Uyku, insanlığın ilk çağlarından beri oldukça merak uyandıran bir dönem olmuş, nasıl ve neden uyuduğumuza dair çok ilginç teoriler öne sürülmüştür. Günümüzde halen uykunun sırları tam olarak çözülebilmiş değildir. Uyku, beyin tarafından üretilen, belirli alanların ve nörotansmiter adı verilen maddelerin kontrolü altında olan farklı bir şuur durumudur. Ömrümüzün yaklaşık üçte birini kapsayan bir dönem olan uyku, yaşamsal değere sahiptir; nitekim bu esnada beyin ve tüm vücutta önemli değişiklikler meydana gelir. Sağlıklı bir uyku, bedensel ve zihinsel sağlığımızın korunması için vazgeçilmezdir.

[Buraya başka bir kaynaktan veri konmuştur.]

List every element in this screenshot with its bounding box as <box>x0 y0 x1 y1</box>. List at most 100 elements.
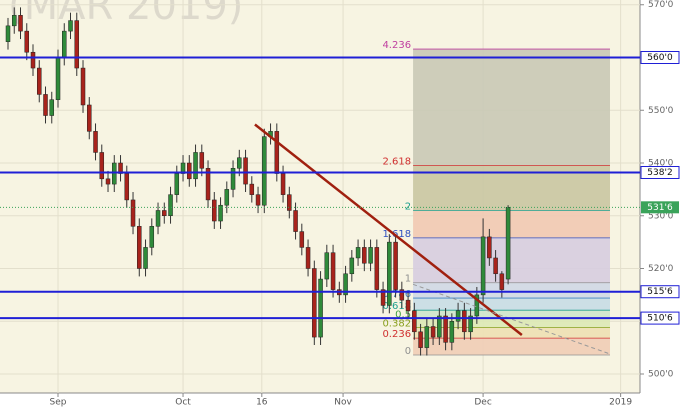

Sağlıklı bir uyku için, uykunun hem süresi hem de kalitesinin, kişiye özgün olarak değişmekle birlikte bir takım kurallar çerçevesinde olması gerekmektedir. Genel nüfusta bir günde ortalama 6-10 saat arası uyku süresine sahip olunması normal sınırlarda kabul edilmektedir, ancak bireysel farklılıklar her zaman mevcuttur. Örneğin, daha kısa uyku süresi olan ancak bu nedenle herhangi bir sorun yaşamayan bireyler, “kısa uykucular” olarak kabul edilir. Ya da daha uzun uyku süresine ihtiyaç duyan “uzun uykucular” da olabilmektedir. Uykuya gitme saatlerinin ise ortalama gece 22.00 ile 02.00 arasında olması normal sınırlarda kabul edilmektedir. Ancak daha erken saatlerde yatmak isteyen “tavuk tipi” veya daha geç saatlerde yatmak isteyen “baykuş tipi” bireyler de normal sınırlarda kabul edilebilir. Buradaki en önemli belirleyici, kişinin uyku kalitesi ile ilişkili olarak kendi hissettikleridir; eğer birey bu saat ve sürelerden memnun ise, bu durum ertesi gün herhangi bir soruna yol açmıyor ise, müdahale edilmeyebilir. Ancak okul, iş, sosyal ve psikolojik sonuçlara neden oluyorsa, o zaman önemsenmeli ve müdahale edilmelidir.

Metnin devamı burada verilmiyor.